Um dia, quando criança, minha mãe inventou de nos dar limonada purgativa. Na verdade, um trem amargo pra caramba, comprado na farmácia, numa garrafinha até simpática. Segundo a mãe, aquilo era milagroso: limpava intestinos, estômago e o que mais houvesse em nossos corpos de criança (meus irmãos e eu). Dizia ela: isso vai purificar o sangue! E nós nem sequer protestávamos, pois que parecia mesmo milagrosa essa coisa de limpeza do sangue!
Lembrei dessa história hoje porque filosofava com a analista sobre os meus conflitos profissionais, por acatar ao longo da vida o que a luta política nos revela e impõe, sempre em nome de uma grande causa, tipo: o fim justifica os meios, o objetivo principal é que tem que ser alcançado, e até mesmo quem tem boca vai a Roma, embora o camarada Stalin talvez nunca tenha dito isso!
Essa minha rotineira crise de auto-crítica, é costumeira. Penso que nasceu comigo, desde a infância, quando eu me sentia já tão onipotente que achava que as borboletas morriam porque eu não lhes havia prestado a devida atenção.

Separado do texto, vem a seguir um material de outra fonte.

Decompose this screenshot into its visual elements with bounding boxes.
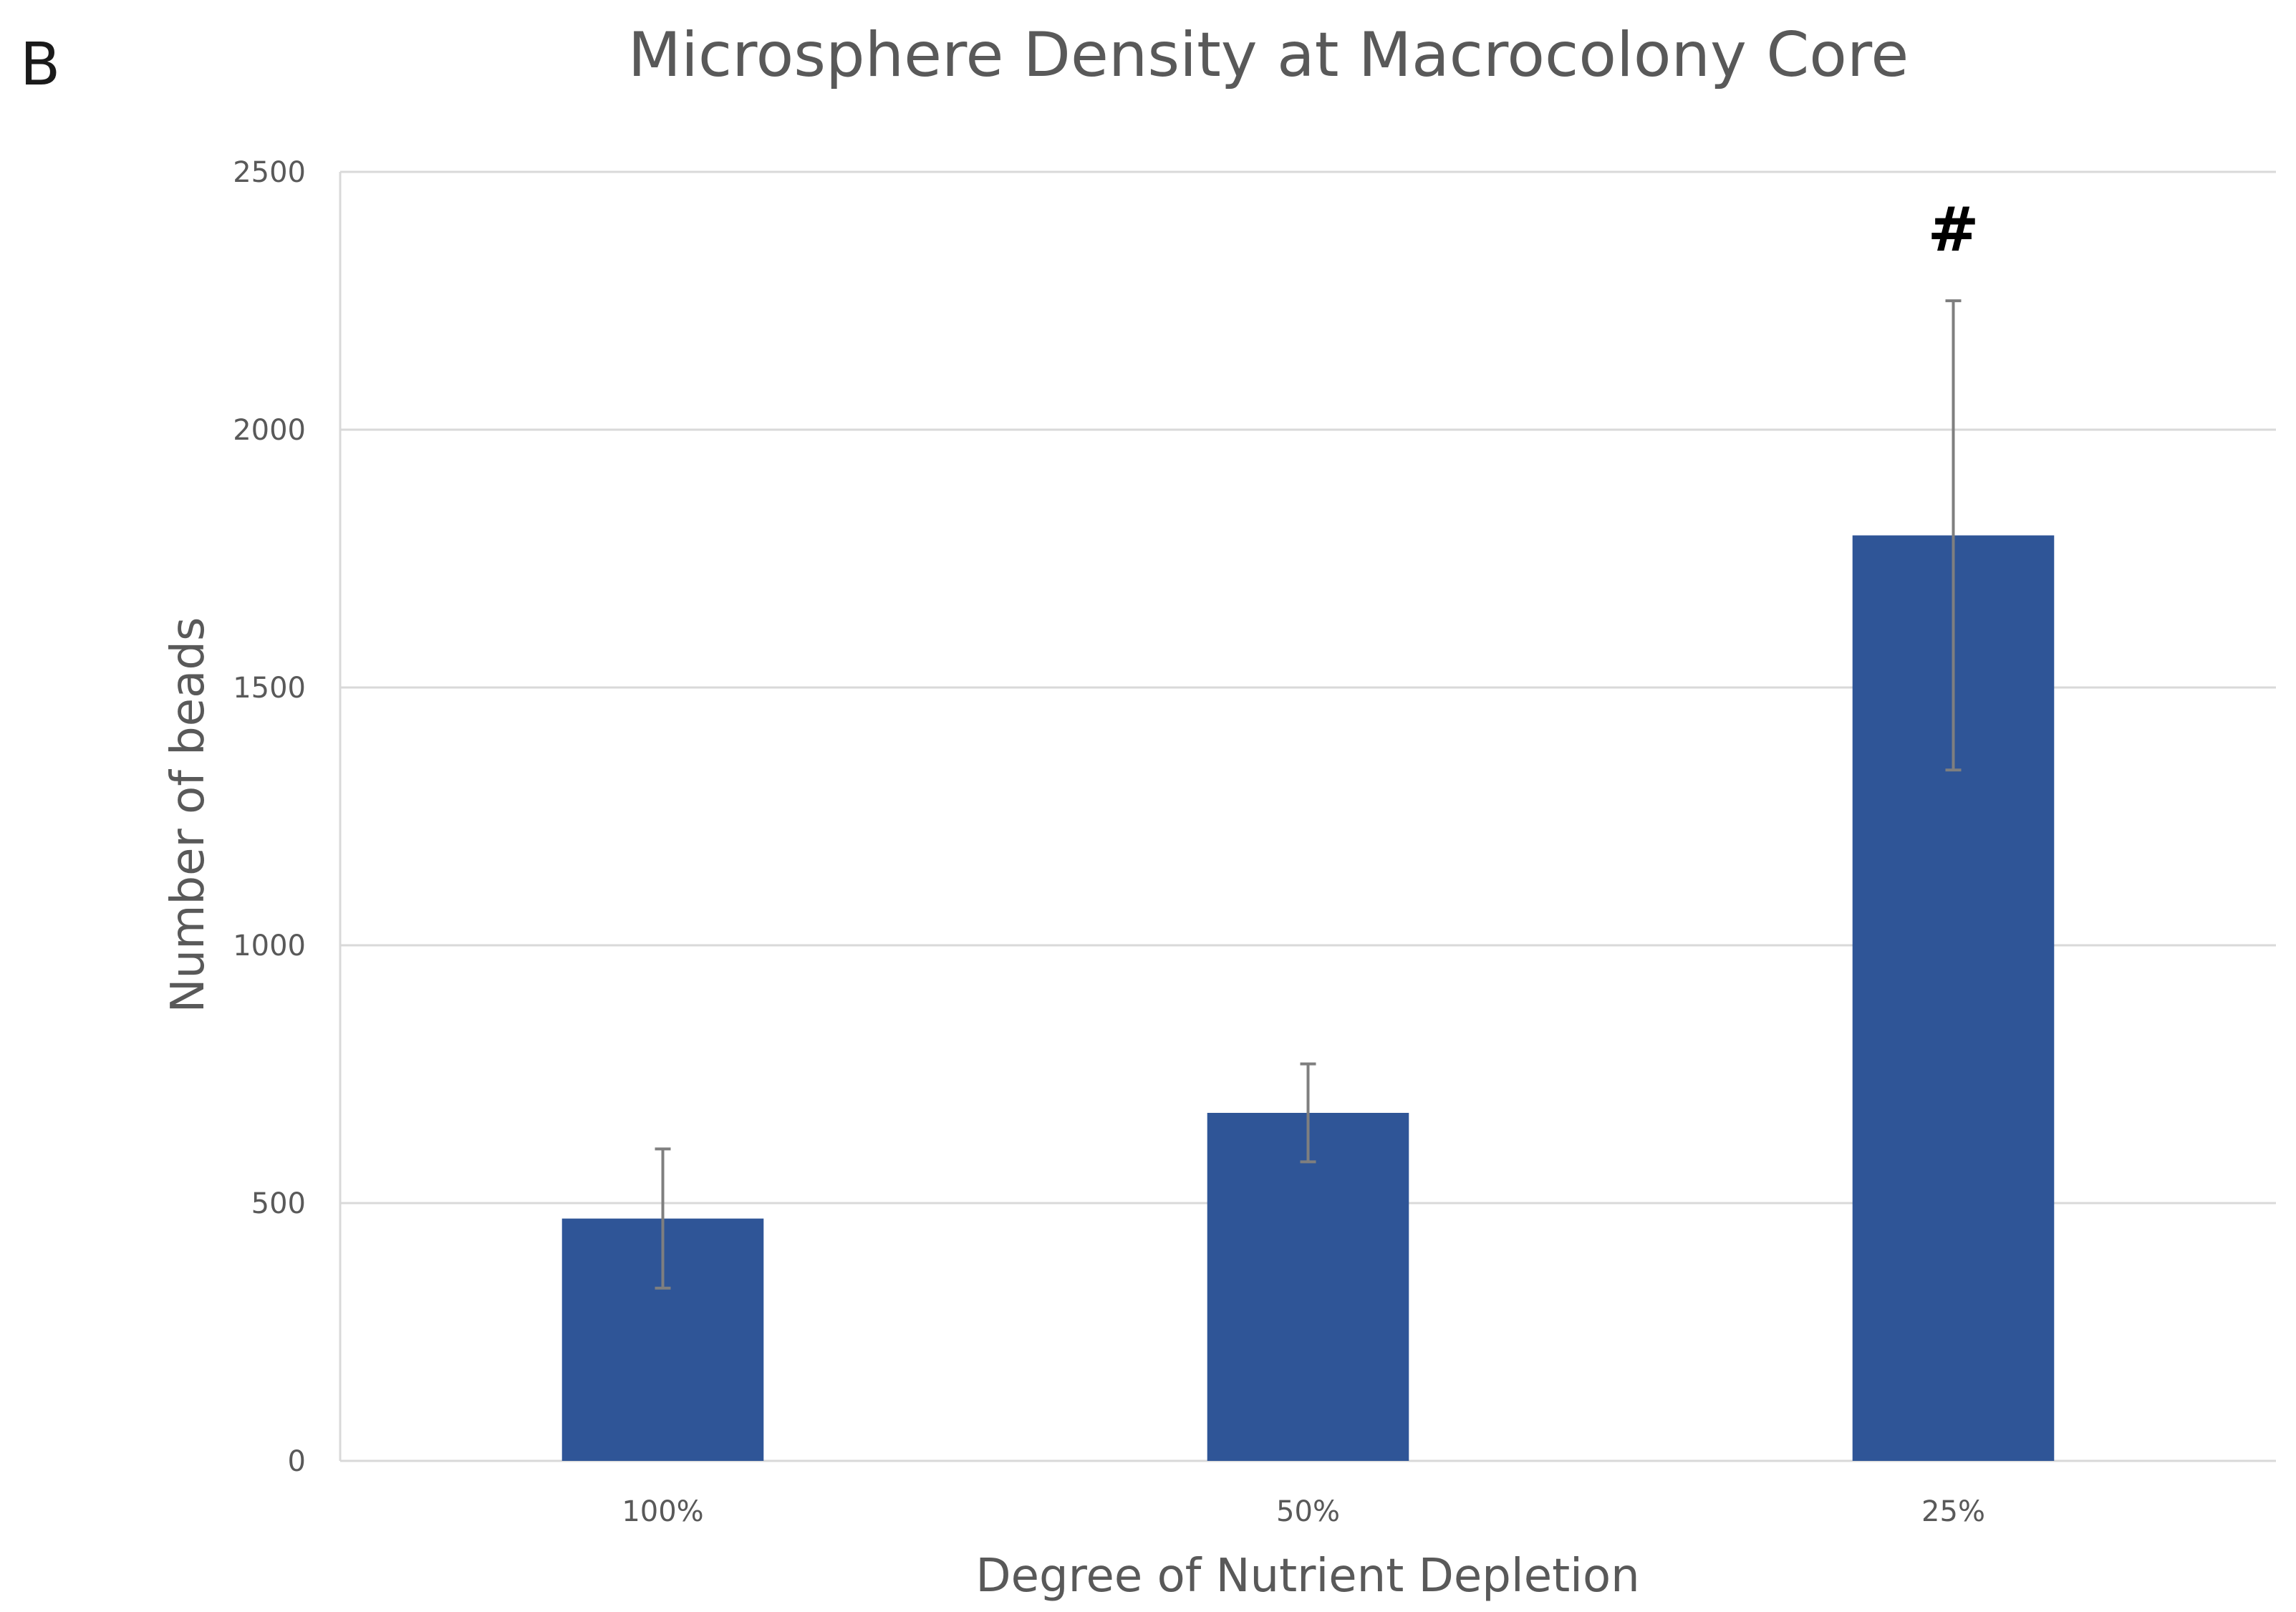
y-tick-label: 1000 <box>233 930 306 962</box>
x-tick-label: 100% <box>622 1495 703 1528</box>
y-axis-label: Number of beads <box>162 617 215 1013</box>
x-axis-label: Degree of Nutrient Depletion <box>975 1550 1639 1603</box>
y-tick-label: 2000 <box>233 414 306 447</box>
bar <box>1207 1113 1409 1461</box>
y-tick-label: 2500 <box>233 156 306 189</box>
bars <box>561 535 2055 1461</box>
error-bars <box>655 299 1962 1290</box>
annotations: # <box>1927 194 1979 266</box>
x-tick-label: 50% <box>1276 1495 1340 1528</box>
y-tick-label: 1500 <box>233 672 306 705</box>
significance-annotation: # <box>1927 194 1979 266</box>
chart-title: Microsphere Density at Macrocolony Core <box>628 19 1909 91</box>
y-tick-label: 0 <box>288 1445 306 1478</box>
y-axis-ticks: 0 500 1000 1500 2000 2500 <box>233 156 306 1478</box>
y-tick-label: 500 <box>251 1187 306 1220</box>
x-tick-label: 25% <box>1921 1495 1985 1528</box>
panel-label: B <box>20 31 60 99</box>
x-axis-ticks: 100% 50% 25% <box>622 1495 1985 1528</box>
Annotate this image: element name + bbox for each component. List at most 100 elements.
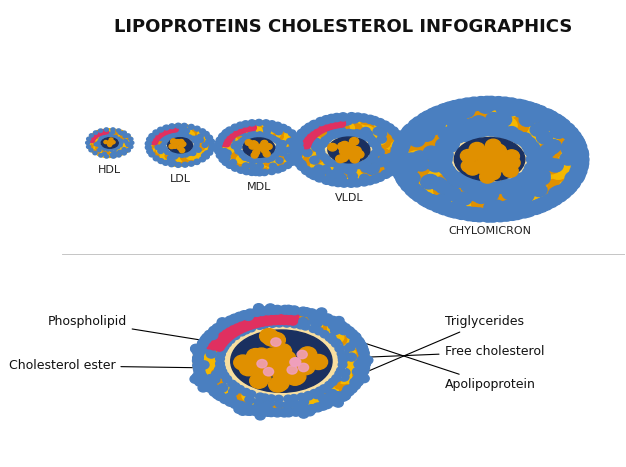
Circle shape: [193, 349, 204, 358]
Circle shape: [204, 371, 217, 382]
Circle shape: [328, 350, 338, 358]
Circle shape: [322, 122, 331, 129]
Circle shape: [125, 140, 130, 144]
Ellipse shape: [147, 125, 213, 166]
Circle shape: [202, 381, 213, 389]
Circle shape: [117, 154, 121, 157]
Circle shape: [247, 348, 265, 364]
Circle shape: [338, 361, 347, 368]
Circle shape: [108, 142, 111, 144]
Circle shape: [267, 161, 276, 169]
Circle shape: [104, 141, 108, 143]
Circle shape: [226, 134, 232, 140]
Circle shape: [225, 136, 231, 142]
Circle shape: [232, 165, 239, 171]
Circle shape: [476, 100, 498, 117]
Circle shape: [91, 140, 94, 142]
Circle shape: [299, 363, 309, 372]
Circle shape: [526, 104, 543, 117]
Circle shape: [127, 141, 133, 145]
Circle shape: [260, 133, 267, 138]
Circle shape: [123, 149, 128, 153]
Circle shape: [333, 178, 343, 187]
Circle shape: [220, 336, 230, 344]
Circle shape: [95, 132, 99, 135]
Circle shape: [480, 170, 495, 183]
Circle shape: [362, 159, 371, 166]
Circle shape: [197, 339, 208, 348]
Circle shape: [222, 159, 230, 165]
Circle shape: [168, 134, 173, 139]
Circle shape: [343, 348, 356, 358]
Circle shape: [122, 152, 126, 155]
Circle shape: [245, 134, 251, 139]
Circle shape: [180, 142, 186, 146]
Circle shape: [479, 199, 500, 217]
Circle shape: [172, 127, 180, 134]
Circle shape: [525, 163, 538, 174]
Circle shape: [309, 130, 322, 141]
Circle shape: [331, 326, 341, 334]
Circle shape: [224, 327, 233, 335]
Circle shape: [421, 124, 437, 137]
Circle shape: [297, 142, 305, 148]
Circle shape: [377, 138, 391, 148]
Circle shape: [282, 389, 292, 397]
Circle shape: [376, 123, 389, 133]
Circle shape: [99, 152, 105, 157]
Circle shape: [193, 134, 201, 140]
Circle shape: [303, 132, 311, 138]
Circle shape: [360, 161, 368, 168]
Circle shape: [380, 155, 389, 163]
Circle shape: [176, 124, 183, 130]
Circle shape: [411, 164, 433, 181]
Circle shape: [282, 320, 291, 327]
Circle shape: [110, 132, 115, 136]
Circle shape: [156, 144, 164, 150]
Circle shape: [357, 355, 367, 364]
Circle shape: [237, 131, 247, 139]
Circle shape: [198, 339, 208, 347]
Circle shape: [321, 172, 333, 182]
Circle shape: [267, 317, 275, 325]
Circle shape: [98, 129, 103, 132]
Circle shape: [394, 167, 410, 181]
Circle shape: [193, 365, 204, 373]
Circle shape: [284, 395, 292, 403]
Circle shape: [239, 129, 245, 135]
Circle shape: [386, 154, 395, 161]
Circle shape: [418, 150, 439, 168]
Circle shape: [226, 127, 233, 133]
Circle shape: [371, 120, 384, 130]
Circle shape: [441, 112, 457, 125]
Circle shape: [86, 137, 91, 141]
Circle shape: [194, 159, 200, 164]
Circle shape: [105, 130, 108, 133]
Circle shape: [344, 387, 354, 396]
Circle shape: [242, 326, 250, 334]
Circle shape: [461, 200, 482, 218]
Circle shape: [229, 156, 239, 164]
Circle shape: [208, 139, 214, 144]
Circle shape: [200, 152, 208, 158]
Circle shape: [435, 194, 451, 207]
Circle shape: [280, 133, 289, 141]
Circle shape: [222, 135, 228, 141]
Circle shape: [346, 343, 355, 351]
Circle shape: [480, 208, 496, 222]
Circle shape: [390, 153, 399, 160]
Circle shape: [287, 144, 297, 152]
Circle shape: [496, 104, 513, 117]
Circle shape: [492, 126, 506, 137]
Circle shape: [333, 120, 341, 127]
Circle shape: [290, 358, 301, 366]
Circle shape: [310, 126, 319, 132]
Circle shape: [213, 388, 223, 396]
Circle shape: [514, 115, 536, 132]
Circle shape: [228, 378, 242, 389]
Circle shape: [301, 323, 310, 330]
Circle shape: [310, 127, 323, 137]
Circle shape: [236, 144, 242, 149]
Circle shape: [200, 345, 210, 353]
Circle shape: [335, 387, 347, 397]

Mas, de volta à auto-crítica, embora a prática do centralismo democrático nos tenha acachapado quanto à crítica individual - auto-crítica só vale se for coletiva! - eu, sempre um pouco indisciplinada, fazia a minha, ainda que às vezes me trancasse no banheiro e apenas murmurasse minhas culpas ( ou pecados?). Se bem que isso de trancar-se no banheiro tem mais a ver com os ensinamentos do colégio religioso do que com a formação para a militância.
Por que me veio à cabeça a limonada purgativa? Porque enquanto saia do consultório pensava que devia existir uma limonada purgativa para a alma. Daquelas que minha mãe nos dava e que purificava o sangue. Uma limonada pra purificar a alma que essa alma seja entendida não no sentido religioso, pois que ao longo do tempo perdi a fé e a noção de céu e inferno tornou-se uma barafunda! - e que me permita deitar sem insônia, me certifique que tudo vai dar certo no fim. E que eu me convença, pelo seu poder milagroso, que, se ainda não deu certo, é porque não chegamos ao final!